Microsoft sigue liándola con los parches de Windows 11
Microsoft sigue liándola con los parches de Windows 11Windows 11

El origen de estos problemas no está en un único fallo, sino en el propio modelo de Windows. A diferencia de Apple, que controla tanto hardware como software, Microsoft desarrolla su sistema para una enorme variedad de configuraciones.

Esa apertura permite mayor compatibilidad, pero también introduce más variables, por lo que cada combinación de componentes es un escenario distinto, y eso complica garantizar un comportamiento uniforme.
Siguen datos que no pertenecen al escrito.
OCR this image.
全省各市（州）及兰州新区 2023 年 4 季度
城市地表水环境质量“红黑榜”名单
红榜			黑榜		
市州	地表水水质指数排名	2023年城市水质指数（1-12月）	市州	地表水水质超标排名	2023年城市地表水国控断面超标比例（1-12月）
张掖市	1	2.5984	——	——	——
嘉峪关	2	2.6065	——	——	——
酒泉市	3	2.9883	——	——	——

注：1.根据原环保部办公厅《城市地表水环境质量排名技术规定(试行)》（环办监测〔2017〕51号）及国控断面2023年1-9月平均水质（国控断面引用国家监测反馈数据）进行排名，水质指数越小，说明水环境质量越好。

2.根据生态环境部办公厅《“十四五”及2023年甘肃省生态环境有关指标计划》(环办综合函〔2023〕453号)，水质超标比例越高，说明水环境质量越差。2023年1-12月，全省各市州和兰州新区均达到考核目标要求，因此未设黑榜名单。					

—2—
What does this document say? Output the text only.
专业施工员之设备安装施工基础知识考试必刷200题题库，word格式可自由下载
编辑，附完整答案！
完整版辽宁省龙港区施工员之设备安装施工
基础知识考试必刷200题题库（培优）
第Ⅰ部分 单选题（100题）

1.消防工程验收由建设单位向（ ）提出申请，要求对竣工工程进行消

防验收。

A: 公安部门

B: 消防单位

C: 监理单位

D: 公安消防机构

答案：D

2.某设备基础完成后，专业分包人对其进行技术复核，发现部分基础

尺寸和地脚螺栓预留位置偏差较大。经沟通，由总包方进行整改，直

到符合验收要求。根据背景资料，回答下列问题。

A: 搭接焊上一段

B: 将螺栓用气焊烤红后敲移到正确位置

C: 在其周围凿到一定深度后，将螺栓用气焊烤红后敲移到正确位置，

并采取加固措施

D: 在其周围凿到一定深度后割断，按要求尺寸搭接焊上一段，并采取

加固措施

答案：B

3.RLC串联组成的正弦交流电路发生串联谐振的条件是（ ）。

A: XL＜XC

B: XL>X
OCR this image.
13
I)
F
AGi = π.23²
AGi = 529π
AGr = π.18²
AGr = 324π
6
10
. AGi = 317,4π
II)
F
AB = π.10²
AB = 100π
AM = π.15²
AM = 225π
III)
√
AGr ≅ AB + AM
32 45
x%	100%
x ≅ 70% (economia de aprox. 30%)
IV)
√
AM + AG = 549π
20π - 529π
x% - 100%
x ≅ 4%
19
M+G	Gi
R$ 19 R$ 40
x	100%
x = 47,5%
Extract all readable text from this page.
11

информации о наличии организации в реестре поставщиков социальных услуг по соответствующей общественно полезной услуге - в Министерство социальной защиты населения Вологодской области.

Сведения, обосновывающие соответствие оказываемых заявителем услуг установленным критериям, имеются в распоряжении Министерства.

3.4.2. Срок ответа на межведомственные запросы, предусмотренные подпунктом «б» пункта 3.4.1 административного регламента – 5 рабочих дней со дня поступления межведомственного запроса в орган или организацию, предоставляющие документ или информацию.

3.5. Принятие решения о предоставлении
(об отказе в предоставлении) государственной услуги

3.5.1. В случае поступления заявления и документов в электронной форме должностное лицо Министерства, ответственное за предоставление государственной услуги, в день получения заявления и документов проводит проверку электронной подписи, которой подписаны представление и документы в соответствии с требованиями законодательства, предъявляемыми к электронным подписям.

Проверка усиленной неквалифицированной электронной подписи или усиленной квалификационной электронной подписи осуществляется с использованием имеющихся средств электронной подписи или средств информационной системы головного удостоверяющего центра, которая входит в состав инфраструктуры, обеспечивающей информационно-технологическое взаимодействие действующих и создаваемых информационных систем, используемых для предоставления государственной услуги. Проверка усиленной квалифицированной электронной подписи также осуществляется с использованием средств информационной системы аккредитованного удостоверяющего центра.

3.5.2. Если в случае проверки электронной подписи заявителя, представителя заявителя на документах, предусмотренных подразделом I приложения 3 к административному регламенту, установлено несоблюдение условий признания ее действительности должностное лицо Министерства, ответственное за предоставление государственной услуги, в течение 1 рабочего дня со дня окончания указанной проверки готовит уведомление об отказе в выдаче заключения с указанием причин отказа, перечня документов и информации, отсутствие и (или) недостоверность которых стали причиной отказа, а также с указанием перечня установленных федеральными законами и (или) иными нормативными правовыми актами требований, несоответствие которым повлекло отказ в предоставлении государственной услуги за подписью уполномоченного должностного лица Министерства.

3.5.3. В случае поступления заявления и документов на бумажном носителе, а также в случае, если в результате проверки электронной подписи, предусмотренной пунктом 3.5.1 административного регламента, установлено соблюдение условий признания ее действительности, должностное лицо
Además, el ritmo de actualizaciones añade otra capa de complejidad. Mejorar el sistema de forma continua implica asumir el riesgo de introducir errores en el proceso.

Después de varios días de uso intensivo, el balance fue que Windows 11 ofrece cosas que el Mac no, como compatibilidad con software antiguo, acceso a juegos y más margen de maniobra a la hora de instalar y ajustar herramientas. 

Pero el problema no está ahí, sino en que el sistema le obliga a estar más pendiente de él de lo que estaba acostumbrado.

En macOS, su experiencia era la de un entorno que, con sus limitaciones, se mantenía estable y predecible. El portátil se abría, funcionaba, se cerraba y entraba en reposo sin sorpresas. 

En Windows 11, por el contrario, siente que siempre hay algo que vigilar: la red, las actualizaciones, la suspensión, el comportamiento de ciertas apps. Nada de ello hace al sistema inutilizable, pero sí introduce una capa de incertidumbre que no tenía antes.

Esa diferencia es la que le llevó a volver al Mac como máquina principal, aun sabiendo que perdería parte de la compatibilidad y la experiencia en juegos que ganó con el cambio. 

Para trabajar a diario, valora más la sensación de que el sistema operativo no se va a interponer en su camino que las ventajas objetivas en otros apartados.

Es importante mencionar que no todos los usuarios experimentan estos problemas con la misma intensidad. De hecho, muchos utilizan Windows 11 sin incidencias. 

Sin embargo, la existencia de este tipo de experiencias apunta a una realidad: el sistema operativo de Microsoft no siempre alcanza el mismo nivel de pulido que otros ecosistemas.